太郎坊のそよ風

認定NPO法人 富士山測候所を活用する会 スタッフブログ

2000年12月

瀬口さん(顔)

昨年11月の気象学会秋季大会のブログでもご紹介した瀬口貴文さんについて、指導教官の岩崎杉則先生から下記のような素晴らしいメールが届きました。

”今年の3月に博士を取った学生君の学位論文の情報を送ります。防大では学位を出せないので、学位授与機構…英語名称は大変長いです…で審査され、学位を授与されております。お知らせするのを忘れておりました。”


論文のタイトルは下記で

Seguchi, T., The Analyses of Jumping Cirrus with Ground-based

Observations, Doctoral dissertation, National Institution for Academic
Degrees and Quality Enhancement of Higher Education (2020).


謝辞にNPOも入っております。
The observation at Mt. Fuji was performed at the Mt. Fuji Weather
Station, which is currently managed by the Mount Fuji Research Station
(MFRS), a nonprofit organization certified by the government of Japan.
They helped to support our work, including the installation and
maintenance of the cameras.

富士山測候所の研究に精力的に参加された、瀬口さんが、このような形で論文を纏められて博士号を取得されたことは、NPOにとっても、コロナ禍で観測が出来ない今年の憂鬱を吹っ飛ばすような
大変嬉しいニュースです

今後、瀬口博士に「富士山測候所」発の博士が多数続くことを祈っています。
(ホームページの論文のページの構成についても「博士取得者」の欄の挿入など、目下検討中、嬉しい悲鳴です!)


(広報委員会)


司会者と裕子さん
  大学女性協会の奨学生として紹介を受ける鈴木さん

2011年から2015年の間夏の富士山で活躍した東京学芸大学大学院(当時)の鈴木裕子さんを覚えている方は多いと思います、彼女は大学院終了後、第58次越冬隊員として、南極観測に参加し2018年3月に帰国後は情報・システム研究機構国立極地研究所の広報室に特任専門員として勤務しています。

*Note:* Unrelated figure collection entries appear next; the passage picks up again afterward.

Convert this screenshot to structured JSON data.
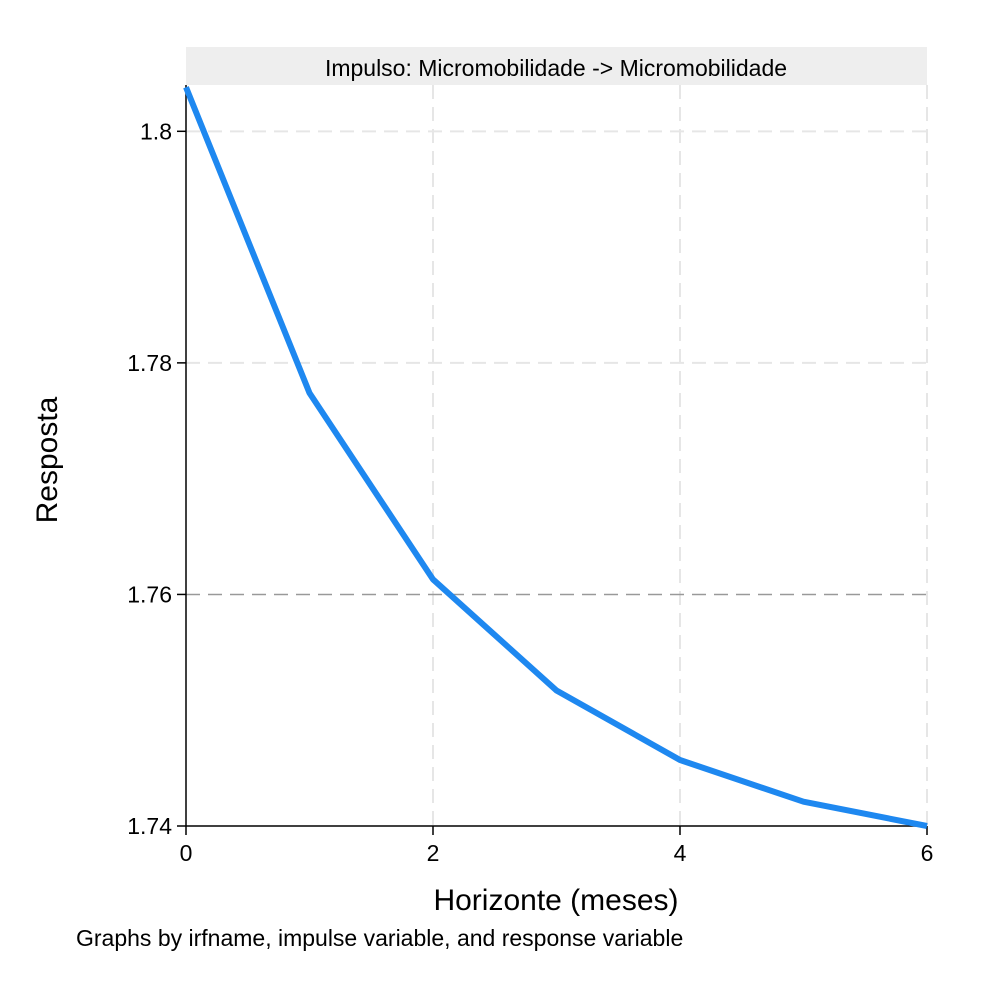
{
  "chart_data": {
    "type": "line",
    "panel_title": "Impulso: Micromobilidade -> Micromobilidade",
    "xlabel": "Horizonte (meses)",
    "ylabel": "Resposta",
    "note": "Graphs by irfname, impulse variable, and response variable",
    "xlim": [
      0,
      6
    ],
    "ylim": [
      1.74,
      1.804
    ],
    "x_ticks": [
      0,
      2,
      4,
      6
    ],
    "y_ticks": [
      1.74,
      1.76,
      1.78,
      1.8
    ],
    "y_tick_labels": [
      "1.74",
      "1.76",
      "1.78",
      "1.8"
    ],
    "grid": true,
    "series": [
      {
        "color": "#1e88f0",
        "x": [
          0,
          1,
          2,
          3,
          4,
          5,
          6
        ],
        "y": [
          1.8038,
          1.7774,
          1.7613,
          1.7517,
          1.7457,
          1.7421,
          1.74
        ]
      }
    ]
  }
}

メールリストでもご連絡しましたが、鈴木さんの帰国後の報告会の一つが、11月3日、津田塾大学千駄ヶ谷キャンパス会議室で、大学女性協会東京支部の講演会として行われました。

11月3日津田塾大学千駄ヶ谷キャンパス会議室 

「宇宙と地球を近くに感じられる場所・南極」

講演中
  オーロラの色について説明する鈴木さん

「南極観測の重要性を一般の方々に知らせるために」極地研の広報室にいる彼女の話は大変分かりやすく楽しいものでした。
 
 南極の夏(11月から次の年の2月まで)は100人以上が昭和基地に滞在していますが、3月になると夜が長くなり、鈴木さんの属する「宙空圏」グループの観測が本番を迎えます。第58次の越冬隊員は33名、それぞれの専門は違いますが、女性は6名、最近では多い方だったそうです。

 富士山で雷やスプライトの研究をしていた鈴木さんにとって、「雷の発生が少ない」とされていた南極で、実はそうではないのではないかということが知られるようになり、その調査を含めたプロジェクトへの参加でした。ライダー観測、レイリーラマンライダー、6H観測。ミリ波観測などが中心ですが、オーロラの観測も含まれます。詳しい内容は目下論文執筆中とのことです。

 当日の話題は、南極観測一般にわたり、夏の間だけしか船が接岸できないために越冬隊が必要なこと、南極大陸の地理、南極観測の歴史に始まり、昭和基地の生活一般、白夜から極夜に至る変化、ドームふじ(2000m)への小旅行。お湯をまくと一瞬に氷ができて花火のように広がって輝く話。蜃気楼、
ペンギン、アザラシの子育ての話、消火訓練や極夜でLEDの光で育てたミジンコの話など、1時間半の講演が短すぎると感じるほどでした。

 長めにとってあった質問時間には、物理学者による「ファインマン教科書の間違い」に関するものもあり、良く勉強していることがわかる応答で、富士山で仕事をしていたころの高校出たての可愛い鈴木さんが、いつの間にかすっかりしかりした研究者に成長していることがわかりました。講演の中でも触れられていましたが、厳しい自然条件にもめげずに富士山頂を利用した経験がこのような進路に結び付いたことは、旧測候所の利活用を続けているNPOにとっても大変嬉しいことです。

 富士山を経験した若い人たちが、新しい分野で益々活躍されることを祈っています。